One important edge case is leading zeros. An abbreviation like "a01b" might accidentally be treated as skipping one character if the implementation simply parses integers normally. However, the problem explicitly forbids leading zeros. The solution handles this by immediately returning False whenever a numeric segment starts with '0'.

Another tricky case occurs when the skip amount moves beyond the end of the word. For example, "word" with abbreviation "5" attempts to skip five characters even though the word only contains four. Some incorrect implementations might stop early and still return True. This implementation avoids that bug because the final validation requires both pointers to finish exactly at their string lengths.
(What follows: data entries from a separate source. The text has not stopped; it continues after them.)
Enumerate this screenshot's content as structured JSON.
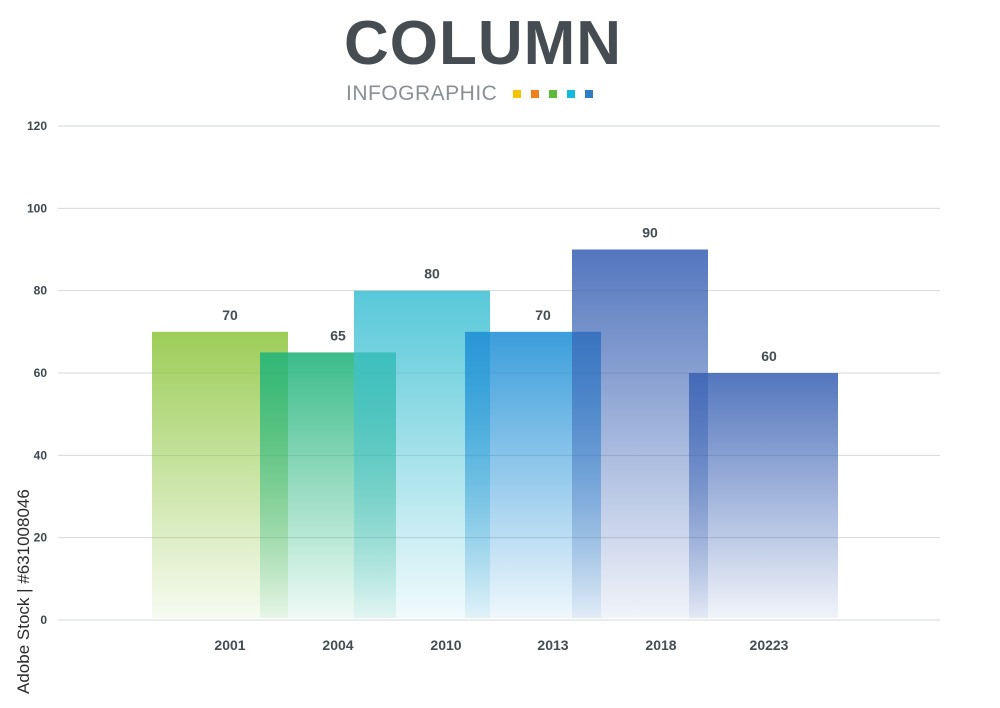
{
  "header": {
    "title": "COLUMN",
    "subtitle": "INFOGRAPHIC",
    "swatches": [
      "#f2c500",
      "#f07f1c",
      "#61b93b",
      "#15b8e0",
      "#2c7fc4"
    ]
  },
  "watermark": {
    "side_text": "Adobe Stock | #631008046"
  },
  "chart_data": {
    "type": "bar",
    "title": "COLUMN",
    "subtitle": "INFOGRAPHIC",
    "categories": [
      "2001",
      "2004",
      "2010",
      "2013",
      "2018",
      "20223"
    ],
    "values": [
      70,
      65,
      80,
      70,
      90,
      60
    ],
    "ylim": [
      0,
      120
    ],
    "yticks": [
      0,
      20,
      40,
      60,
      80,
      100,
      120
    ],
    "grid": true,
    "bars_overlap": true,
    "colors": [
      "#8ec63f",
      "#1fb37a",
      "#3fc0d3",
      "#1e8fd6",
      "#3a62b4",
      "#3a62b4"
    ]
  }
}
A third important case is incomplete alignment after processing. Consider "word" and "w1r1". Even though the abbreviation structure looks plausible, the skipped positions do not line up correctly with the remaining letters. The algorithm catches this because every literal character comparison is checked immediately during traversal.

A final subtle case involves parsing multi-digit numbers correctly. For example, "12" must mean skipping twelve characters, not skipping one character twice. The implementation correctly consumes consecutive digits together and constructs the complete integer before advancing the pointer in word.